To start off, here are a few ideas. However with your new found idea generation skills, you should be able to think of lots more.
- Create space (physical and time) for idea generation
- By cutting down on non essential meetings
- Avoiding micro managing staff
- Allowing time for ‘play’ or to make mistakes (within reason)
- Allowing interaction between individuals (at the coffee machine or water cooler).
- Adopt simple techniques for modifying existing products or services
- Think about having after action reviews to ensure that you avoid re-inventing the wheel.
- Look at reward systems to encourage know-how to be shared and for salaries and bonuses to promote team working.
- Hold curiosity meetings where people are allowed to ask ‘What if?’
Small organisations without boards could consider having an informal board of trusted acquaintances who will give advice in return for a meal, say.
Start looking at methods of gathering ideas that will encourage new ideas not just complaints (avoid the baggage of the traditional suggestion box). Ensure that contributions are recognised and that the process is transparent.
So what? You may say, these are not very creative. Well they are if you have been doing something else. Creative or alternative thinking does not mean playing with brightly coloured balls all day long. It means selecting appropriate techniques and methods from as wide a variety as possible and matching them to the task in hand to get the best results possible. Another reason to expand your management toolbox is to engage the widest audience possible. That person who yawns at meetings where documents are discussed might participate where a storyboard is used. Someone whose help you seek may apparently talk in riddles but they may in fact be using metaphor, try using their language.
One other thing to remember, just because the words ‘problem solving’ are used it does not mean that you have to have a problem to be solved. You may need to reframe a situation i.e. get another perspective, either to be able to change it or make sure that you have left nothing out.
Let’s look at the categories that techniques fall into:
Exploring/defining – such techniques can be used to try and find solutions to problems but they can also be used to find out more about an individual or group of people or try to create a shared understanding of a situation with abstract boundaries such as a vision or mission statement.
Idea generation – these techniques do exactly what it says on the tin.
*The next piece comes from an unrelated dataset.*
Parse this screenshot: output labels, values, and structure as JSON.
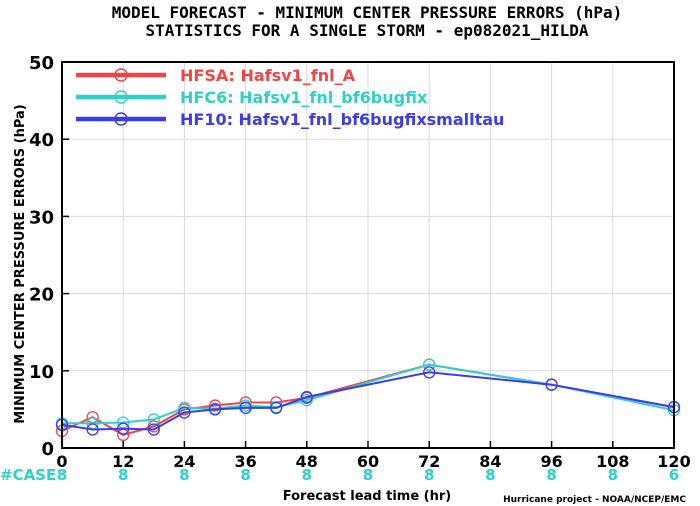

Brainstorming type techniques can be used to generate a large number of possibilities whilst nominal group techniques or modelling can create a shared idea amongst a group of people.
Screening – instead of just sitting around trying to vote for a preferred solution or rely on gut feel, there are a number of techniques that can help you such as bullet proofing.
Planning and prioritising – not quite planning in the true sense of the word but some of the screening techniques can help you prioritise and something like a storyboard is actually a plan (but without the small print) which can be turned into a readable document or used as a storyboard for PR or communications purposes.